実費の金額を整理します。いずれも2026年8月22日に一次情報で確認したものです。登録免許税は株式会社が下限15万円、合同会社が下限6万円。定款認証の手数料は1万5,000円から5万円。定款の謄本は1枚250円。紙の定款の収入印紙は4万円。
これらは改定されます。必ずリンク先の一次情報で確かめてください。
報酬の金額は、この記事では示していません。事務所が自由に決めているためです。同じ範囲で複数の見積りを取ってください。
会社設立の費用の相場を比べるとき、行政書士と司法書士の報酬を単純に並べても意味がありません。やってもらえる範囲が違います。まず会社設立で必要な範囲を決めてください。
この記事は一般的な費用の解説であり、個別の見積りではありません。報酬は各事務所の公式ページでご確認いただき、判断そのものは行政書士・司法書士にご相談ください。
出典会社設立を行政書士に依頼した場合の費用相場は?行政書士の業務範囲についても解説 (SoVa/2026年8月22日確認)
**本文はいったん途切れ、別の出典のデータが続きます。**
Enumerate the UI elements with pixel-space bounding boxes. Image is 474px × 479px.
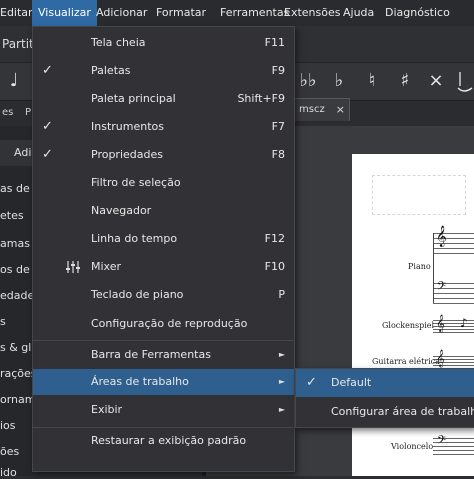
menu-item-barra-ferramentas[interactable]: Barra de Ferramentas ► <box>33 342 294 368</box>
flat-button[interactable]: ♭ <box>327 62 351 100</box>
shortcut-label: F12 <box>264 232 285 245</box>
menu-item-label: Exibir <box>91 403 123 416</box>
submenu-arrow-icon: ► <box>278 405 285 414</box>
menu-item-label: Configuração de reprodução <box>91 317 248 330</box>
tab-palettes[interactable]: es <box>2 100 13 126</box>
sharp-button[interactable]: ♯ <box>393 62 417 100</box>
shortcut-label: F11 <box>264 36 285 49</box>
workspaces-submenu: ✓ Default Configurar área de trabalho <box>295 368 474 428</box>
menu-item-label: Paleta principal <box>91 92 176 105</box>
palette-item[interactable]: etes <box>0 209 24 222</box>
submenu-item-label: Default <box>331 376 372 389</box>
palette-item[interactable]: s <box>0 315 6 328</box>
workspace-configure[interactable]: Configurar área de trabalho <box>296 398 474 426</box>
menu-item-label: Teclado de piano <box>91 288 184 301</box>
menu-item-propriedades[interactable]: ✓ Propriedades F8 <box>33 142 294 168</box>
workspace-default[interactable]: ✓ Default <box>296 369 474 397</box>
submenu-arrow-icon: ► <box>278 377 285 386</box>
menu-item-paletas[interactable]: ✓ Paletas F9 <box>33 58 294 84</box>
doc-tab-label: mscz <box>299 104 325 115</box>
menu-item-label: Paletas <box>91 64 131 77</box>
menu-item-restaurar[interactable]: Restaurar a exibição padrão <box>33 428 294 454</box>
tie-icon <box>457 72 473 92</box>
tab-properties[interactable]: P <box>25 100 31 126</box>
menu-item-label: Instrumentos <box>91 120 164 133</box>
shortcut-label: Shift+F9 <box>237 92 285 105</box>
menu-item-label: Mixer <box>91 260 122 273</box>
shortcut-label: F10 <box>264 260 285 273</box>
instrument-name-piano: Piano <box>408 262 431 271</box>
palette-item[interactable]: ios <box>0 419 16 432</box>
menu-item-mixer[interactable]: Mixer F10 <box>33 254 294 280</box>
quarter-note-button[interactable]: ♩ <box>2 62 26 100</box>
menu-item-label: Áreas de trabalho <box>91 375 189 388</box>
view-menu-dropdown: Tela cheia F11 ✓ Paletas F9 Paleta princ… <box>32 26 295 472</box>
menu-item-teclado-piano[interactable]: Teclado de piano P <box>33 282 294 308</box>
palette-item[interactable]: ido <box>0 466 17 479</box>
natural-button[interactable]: ♮ <box>360 62 384 100</box>
mixer-icon <box>66 261 80 273</box>
tie-button[interactable] <box>452 62 474 100</box>
check-icon: ✓ <box>42 119 53 134</box>
instrument-name-cello: Violoncelo <box>391 442 434 451</box>
menu-item-linha-do-tempo[interactable]: Linha do tempo F12 <box>33 226 294 252</box>
menu-item-instrumentos[interactable]: ✓ Instrumentos F7 <box>33 114 294 140</box>
menu-item-label: Tela cheia <box>91 36 146 49</box>
palette-item[interactable]: s & gl <box>0 341 31 354</box>
menu-item-label: Barra de Ferramentas <box>91 348 211 361</box>
menu-item-label: Navegador <box>91 204 152 217</box>
note-icon: ♪ <box>460 316 468 330</box>
menu-adicionar[interactable]: Adicionar <box>90 0 153 26</box>
shortcut-label: P <box>278 288 285 301</box>
menu-visualizar[interactable]: Visualizar <box>32 0 97 26</box>
shortcut-label: F7 <box>271 120 285 133</box>
menu-item-configuracao-reproducao[interactable]: Configuração de reprodução <box>33 311 294 337</box>
menu-item-tela-cheia[interactable]: Tela cheia F11 <box>33 30 294 56</box>
treble-clef-icon: 𝄞 <box>436 226 447 247</box>
tab-score-document[interactable]: mscz × <box>294 98 350 121</box>
menu-bar: Editar Visualizar Adicionar Formatar Fer… <box>0 0 474 26</box>
menu-diagnostico[interactable]: Diagnóstico <box>379 0 456 26</box>
menu-item-navegador[interactable]: Navegador <box>33 198 294 224</box>
instrument-name-glockenspiel: Glockenspiel <box>382 321 435 330</box>
palette-item[interactable]: ões <box>0 445 19 458</box>
menu-formatar[interactable]: Formatar <box>150 0 212 26</box>
check-icon: ✓ <box>42 63 53 78</box>
check-icon: ✓ <box>306 375 317 390</box>
shortcut-label: F9 <box>271 64 285 77</box>
submenu-item-label: Configurar área de trabalho <box>331 405 474 418</box>
bass-clef-icon: 𝄢 <box>437 434 447 450</box>
instrument-name-guitar: Guitarra elétrica <box>372 357 440 366</box>
palette-item[interactable]: ornam <box>0 393 36 406</box>
double-sharp-button[interactable]: × <box>424 62 448 100</box>
menu-item-filtro-selecao[interactable]: Filtro de seleção <box>33 170 294 196</box>
bass-clef-icon: 𝄢 <box>437 280 447 296</box>
shortcut-label: F8 <box>271 148 285 161</box>
piano-system-line <box>433 233 434 303</box>
menu-item-label: Linha do tempo <box>91 232 178 245</box>
palette-item[interactable]: edade <box>0 289 34 302</box>
treble-clef-icon: 𝄞 <box>436 314 445 332</box>
menu-separator <box>33 340 294 341</box>
menu-ajuda[interactable]: Ajuda <box>337 0 380 26</box>
submenu-arrow-icon: ► <box>278 350 285 359</box>
menu-item-label: Propriedades <box>91 148 163 161</box>
check-icon: ✓ <box>42 147 53 162</box>
menu-item-label: Restaurar a exibição padrão <box>91 434 247 447</box>
menu-item-paleta-principal[interactable]: Paleta principal Shift+F9 <box>33 86 294 112</box>
menu-item-areas-trabalho[interactable]: Áreas de trabalho ► <box>33 369 294 395</box>
menu-item-exibir[interactable]: Exibir ► <box>33 397 294 423</box>
add-palette-label: Adi <box>14 146 32 159</box>
title-frame[interactable] <box>372 175 466 215</box>
double-flat-button[interactable]: ♭♭ <box>296 62 320 100</box>
menu-item-label: Filtro de seleção <box>91 176 181 189</box>
close-icon[interactable]: × <box>336 99 345 121</box>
登記まで頼みたいなら、連携があるかを確かめてください
行政書士に会社設立を頼む場合、登記まで一本で任せられるかどうかを先に確かめてください。行政書士自身は登記の代理ができませんので、司法書士との連携が必要になります。
そして、行政書士がいちばん役に立つのは許認可が必要な事業です。定款の事業目的の書き方が許認可の要件に絡みますので、設立の段階から相談する価値があります。
この記事の実費の金額は2026年8月22日時点のものです。手数料も税率も改定されます。報酬は各事務所の公式ページでご確認いただき、判断そのものは専門家にご相談ください。